Friday, September 9, 2011

Time Loop

'Been listening to archived broadcasts of CBS Mystery Theatre, the last great radio play program in the US, running through the '70s.   The show was broadcast late in the evening, and I remember originally listening to it with my grandparents in their camper on the Wyoming prairie, in places that felt very far from civilization--so far, not one light made by man could be seen, only the millions of stars from galaxies very close overhead in the high desert sky.

Many of the archived episodes were taped with the commercials and news issued by various affiliate stations, so you get a real time capsule of what was happening in the early to mid 1970s. The program is often eerie, but perhaps eerier is the feeling that I am in a time loop, many of the events mirroring what the world is feeling now. High oil prices, political scandals, wars, economic hardship, record prices for gold--even a debt ceiling debate.
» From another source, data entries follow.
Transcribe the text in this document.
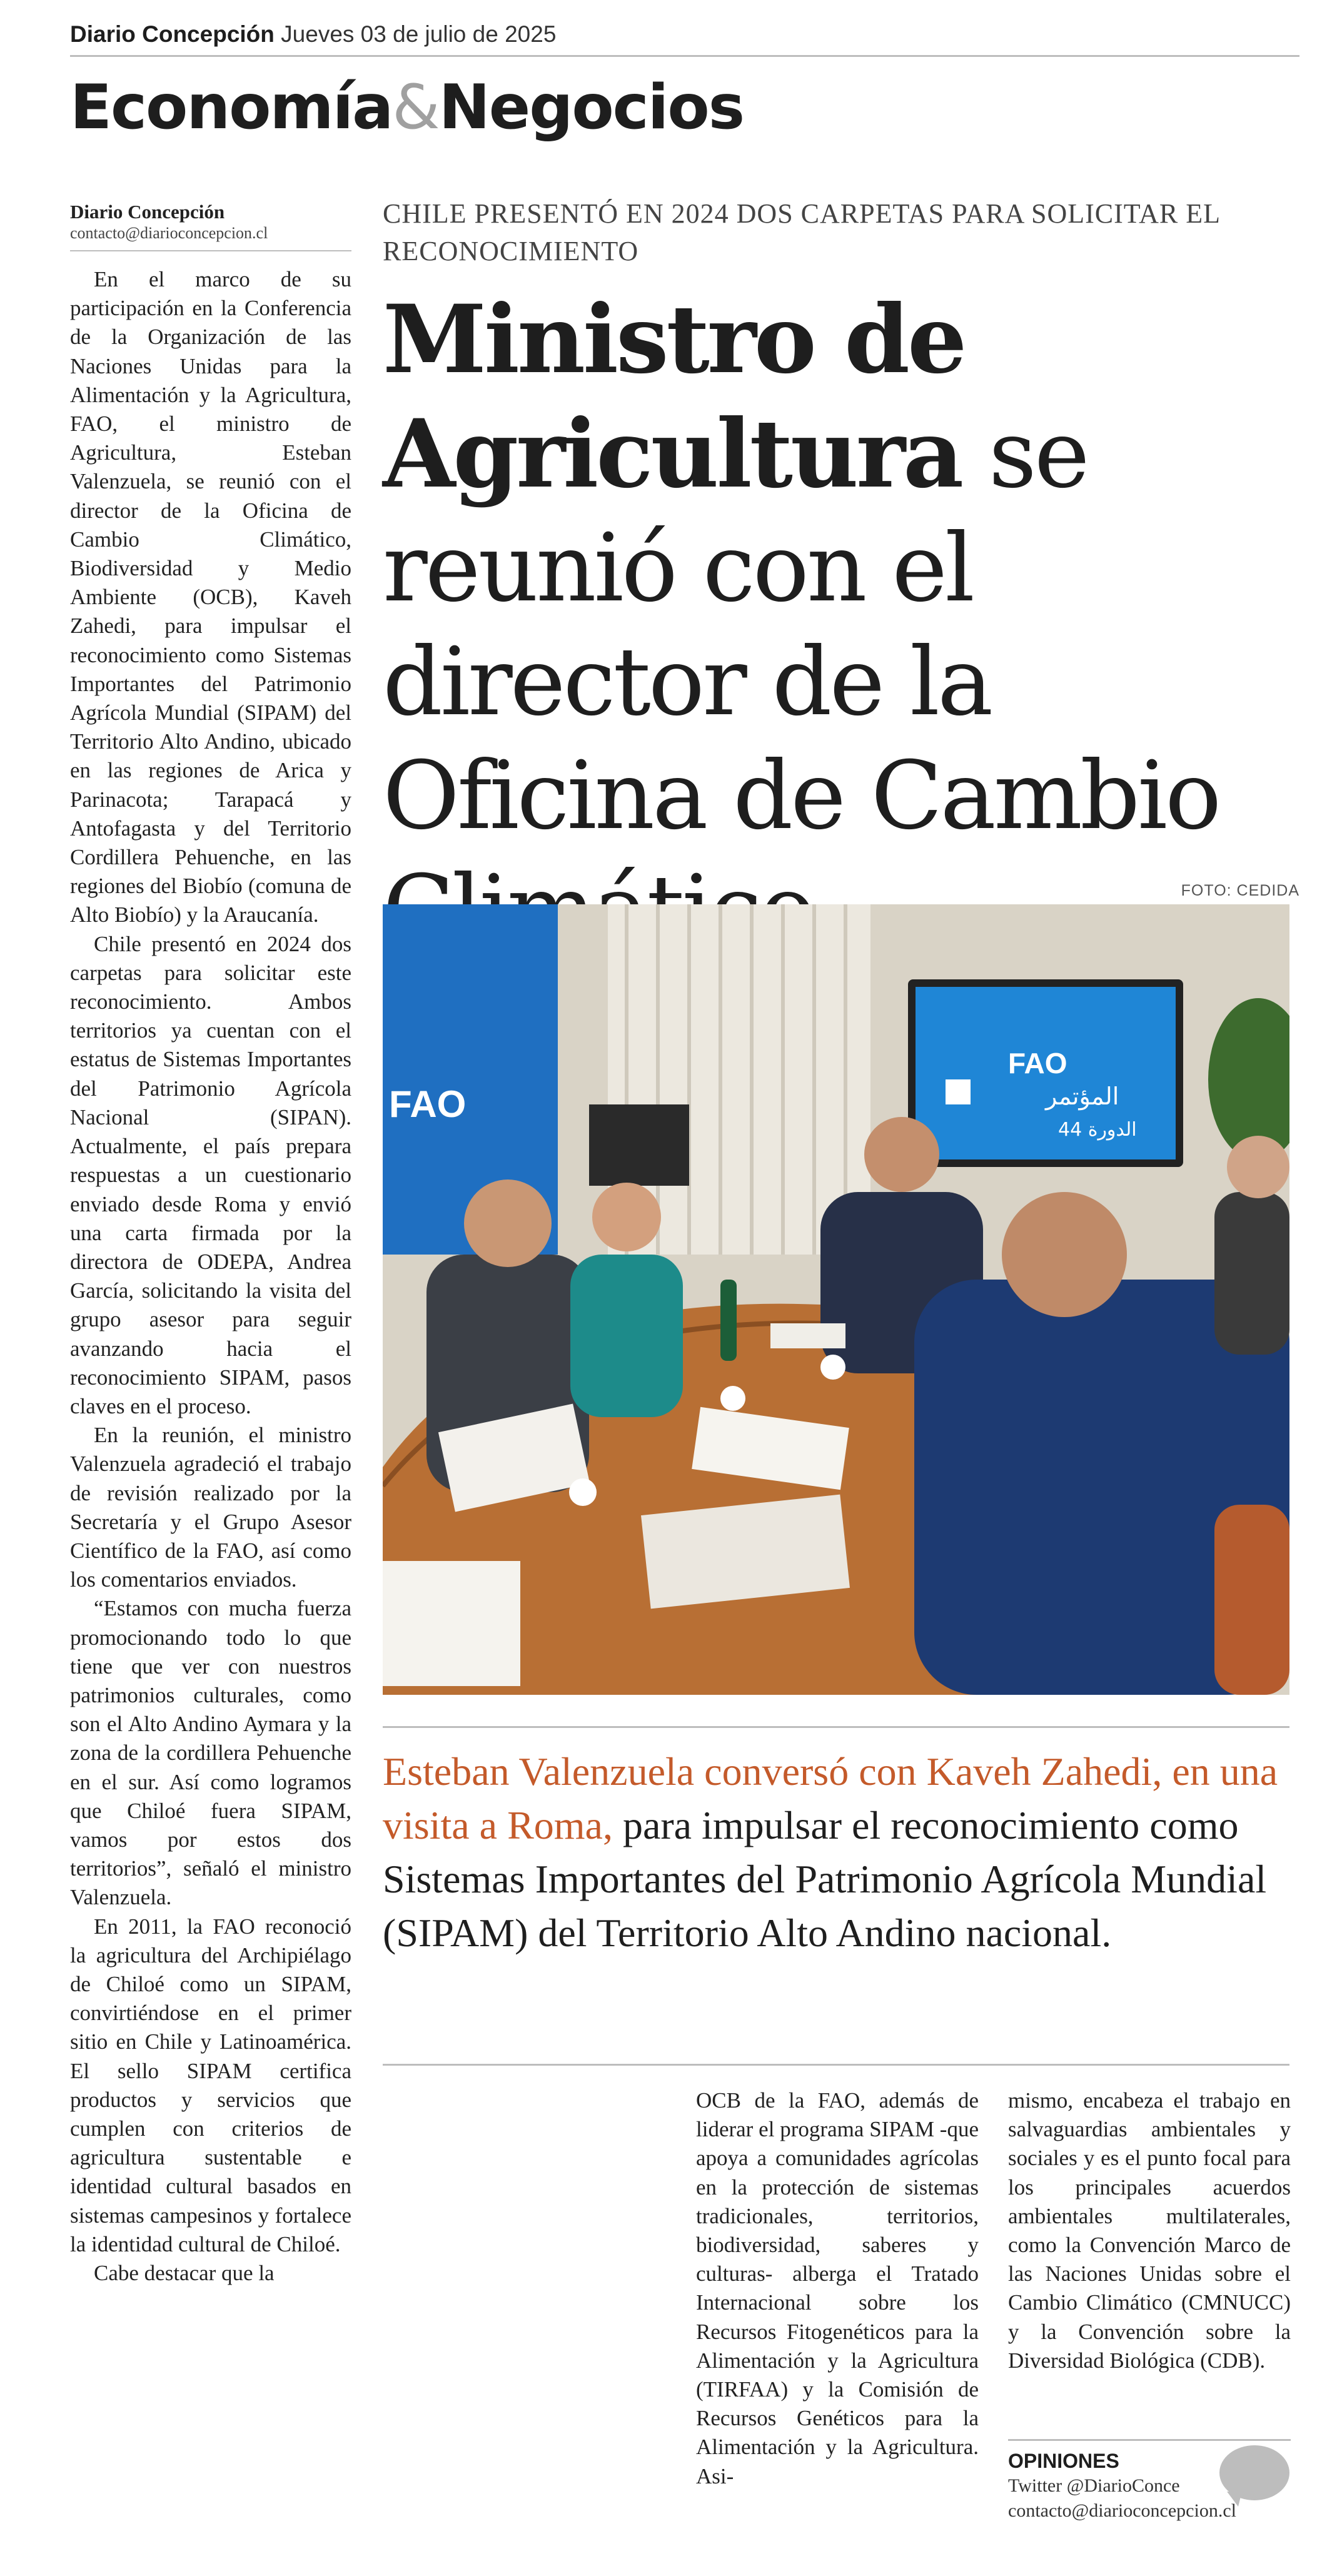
Diario Concepción Jueves 03 de julio de 2025
Economía&Negocios
Diario Concepción
contacto@diarioconcepcion.cl

En el marco de su participación en la Conferencia de la Organización de las Naciones Unidas para la Alimentación y la Agricultura, FAO, el ministro de Agricultura, Esteban Valenzuela, se reunió con el director de la Oficina de Cambio Climático, Biodiversidad y Medio Ambiente (OCB), Kaveh Zahedi, para impulsar el reconocimiento como Sistemas Importantes del Patrimonio Agrícola Mundial (SIPAM) del Territorio Alto Andino, ubicado en las regiones de Arica y Parinacota; Tarapacá y Antofagasta y del Territorio Cordillera Pehuenche, en las regiones del Biobío (comuna de Alto Biobío) y la Araucanía.

Chile presentó en 2024 dos carpetas para solicitar este reconocimiento. Ambos territorios ya cuentan con el estatus de Sistemas Importantes del Patrimonio Agrícola Nacional (SIPAN). Actualmente, el país prepara respuestas a un cuestionario enviado desde Roma y envió una carta firmada por la directora de ODEPA, Andrea García, solicitando la visita del grupo asesor para seguir avanzando hacia el reconocimiento SIPAM, pasos claves en el proceso.

En la reunión, el ministro Valenzuela agradeció el trabajo de revisión realizado por la Secretaría y el Grupo Asesor Científico de la FAO, así como los comentarios enviados.

“Estamos con mucha fuerza promocionando todo lo que tiene que ver con nuestros patrimonios culturales, como son el Alto Andino Aymara y la zona de la cordillera Pehuenche en el sur. Así como logramos que Chiloé fuera SIPAM, vamos por estos dos territorios”, señaló el ministro Valenzuela.

En 2011, la FAO reconoció la agricultura del Archipiélago de Chiloé como un SIPAM, convirtiéndose en el primer sitio en Chile y Latinoamérica. El sello SIPAM certifica productos y servicios que cumplen con criterios de agricultura sustentable e identidad cultural basados en sistemas campesinos y fortalece la identidad cultural de Chiloé.

Cabe destacar que la

CHILE PRESENTÓ EN 2024 DOS CARPETAS PARA SOLICITAR EL RECONOCIMIENTO
Ministro de Agricultura se reunió con el director de la Oficina de Cambio
FOTO: CEDIDA
FAO
FAO
المؤتمر
الدورة 44
Esteban Valenzuela conversó con Kaveh Zahedi, en una visita a Roma, para impulsar el reconocimiento como Sistemas Importantes del Patrimonio Agrícola Mundial (SIPAM) del Territorio Alto Andino nacional.
OCB de la FAO, además de liderar el programa SIPAM -que apoya a comunidades agrícolas en la protección de sistemas tradicionales, territorios, biodiversidad, saberes y culturas- alberga el Tratado Internacional sobre los Recursos Fitogenéticos para la Alimentación y la Agricultura (TIRFAA) y la Comisión de Recursos Genéticos para la Alimentación y la Agricultura. Asi-
mismo, encabeza el trabajo en salvaguardias ambientales y sociales y es el punto focal para los principales acuerdos ambientales multilaterales, como la Convención Marco de las Naciones Unidas sobre el Cambio Climático (CMNUCC) y la Convención sobre la Diversidad Biológica (CDB).
OPINIONES
Twitter @DiarioConce
contacto@diarioconcepcion.cl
A few years later, in high school, most nerd or geek kids had read Anthony Burgess' A Clockwork Orange. We may have even tried out some of the Russian-Cockney slang that Burgess had constructed for the future. The book was a  horrorshow introduction to dystopia.

The future has come. Rather than cod pieces and bowlers, the protagonists sport hoodies, or burka-like hankies. In this data-sketch I superimposed the iconic image of Stanley Kubrick's sauntering thugs over a backdrop of London burning and hooded rioters. The lettering of the title is inspired by the film's opening  milk bar scene, which featured fluid signage of the same feel.